Here's what Recchi had to say before the first puck of the season was dropped:
“If we learn to play every night as a presence on the night, physical, skating in your face, what your goal is as a team is by the second half of the year for teams to go, ‘Jeez. I don’t want to go play them, because you know they’re going to come and work their tails off, you know they’re going to finish every check, they’re going to be physical every night, and they’re big and they’re fast.’"
It's nowhere near the second half of the season, but it's hard not to think that the Bruins have been able to develop an early reputation. Just eight games in, they've been problematic for opposing goaltenders, averaging three goals a game, and, just in case this is the first line of this column you're reading, they've gotten better netminding than anybody else. They are undoubtedly a tough team to play against, but are they the best of the Julien era?

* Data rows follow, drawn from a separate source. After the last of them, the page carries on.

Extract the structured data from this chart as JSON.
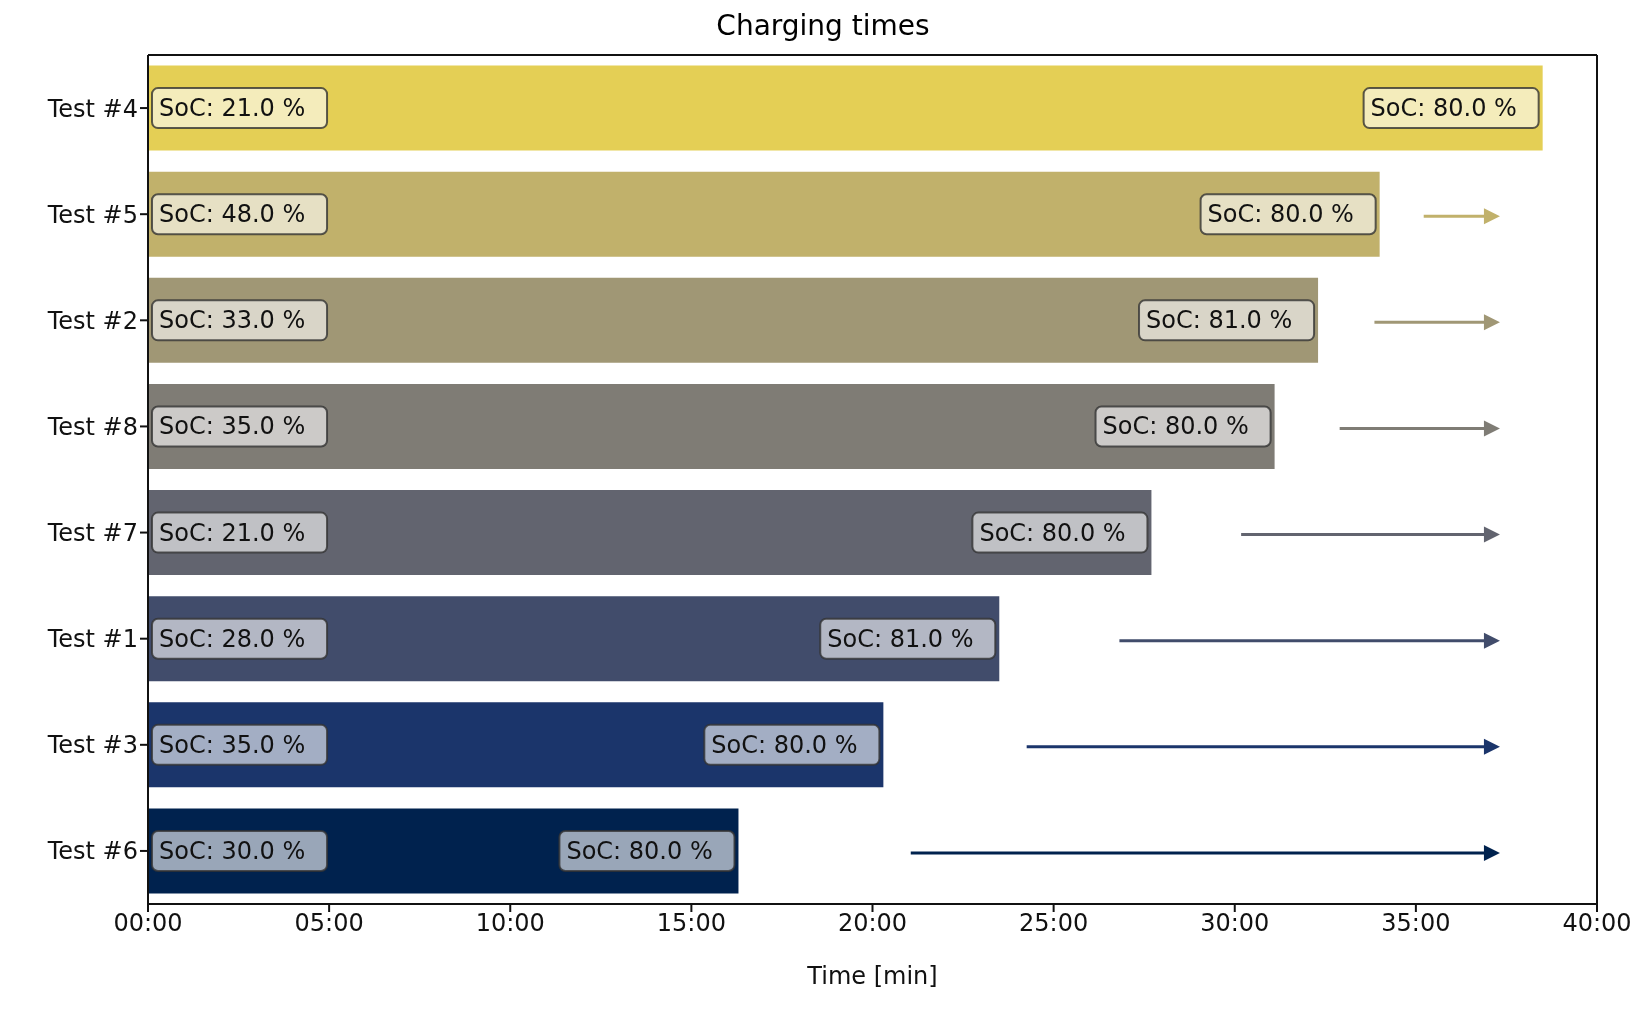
{
  "chart_data": {
    "type": "bar",
    "orientation": "horizontal",
    "title": "Charging times",
    "xlabel": "Time [min]",
    "categories": [
      "Test #4",
      "Test #5",
      "Test #2",
      "Test #8",
      "Test #7",
      "Test #1",
      "Test #3",
      "Test #6"
    ],
    "values": [
      38.5,
      34.0,
      32.3,
      31.1,
      27.7,
      23.5,
      20.3,
      16.3
    ],
    "colors": [
      "#e4cf55",
      "#c1b16b",
      "#a09775",
      "#7f7c75",
      "#62646f",
      "#414c6b",
      "#1b356b",
      "#00224e"
    ],
    "xlim": [
      0,
      40
    ],
    "xticks": [
      {
        "value": 0,
        "label": "00:00"
      },
      {
        "value": 5,
        "label": "05:00"
      },
      {
        "value": 10,
        "label": "10:00"
      },
      {
        "value": 15,
        "label": "15:00"
      },
      {
        "value": 20,
        "label": "20:00"
      },
      {
        "value": 25,
        "label": "25:00"
      },
      {
        "value": 30,
        "label": "30:00"
      },
      {
        "value": 35,
        "label": "35:00"
      },
      {
        "value": 40,
        "label": "40:00"
      }
    ],
    "annotations": [
      {
        "text": "SoC: 21.0 %",
        "x": 0,
        "y": "Test #4"
      },
      {
        "text": "SoC: 80.0 %",
        "x": 38.5,
        "y": "Test #4"
      },
      {
        "text": "SoC: 48.0 %",
        "x": 0,
        "y": "Test #5"
      },
      {
        "text": "SoC: 80.0 %",
        "x": 34.0,
        "y": "Test #5"
      },
      {
        "text": "SoC: 33.0 %",
        "x": 0,
        "y": "Test #2"
      },
      {
        "text": "SoC: 81.0 %",
        "x": 32.3,
        "y": "Test #2"
      },
      {
        "text": "SoC: 35.0 %",
        "x": 0,
        "y": "Test #8"
      },
      {
        "text": "SoC: 80.0 %",
        "x": 31.1,
        "y": "Test #8"
      },
      {
        "text": "SoC: 21.0 %",
        "x": 0,
        "y": "Test #7"
      },
      {
        "text": "SoC: 80.0 %",
        "x": 27.7,
        "y": "Test #7"
      },
      {
        "text": "SoC: 28.0 %",
        "x": 0,
        "y": "Test #1"
      },
      {
        "text": "SoC: 81.0 %",
        "x": 23.5,
        "y": "Test #1"
      },
      {
        "text": "SoC: 35.0 %",
        "x": 0,
        "y": "Test #3"
      },
      {
        "text": "SoC: 80.0 %",
        "x": 20.3,
        "y": "Test #3"
      },
      {
        "text": "SoC: 30.0 %",
        "x": 0,
        "y": "Test #6"
      },
      {
        "text": "SoC: 80.0 %",
        "x": 16.3,
        "y": "Test #6"
      }
    ],
    "grid": false,
    "legend": false
  }
}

The first question asked in that case is which Julien Bruins team was tops entering the season. Of course, each of the last two were bounced in Game 7 of the Eastern Conference semifinals, with the 2008-09 team being much more balanced in the regular season, finishing first in the East with 116 points compared to last year's 91.
Maybe Horton exceeds the 36 goals Phil Kessel scored in 2008-09, when the Bruins were second in the league with 3.29 goals per game. Maybe Matt Hunwick improves to the point where he offers the skill set of a Dennis Wideman. Maybe the team finds a way to keep Michael Ryder and he produces statistically like he did a couple years ago. There are still so many maybes in play, but on paper there's no reason to think that this squad won't be worth the hype.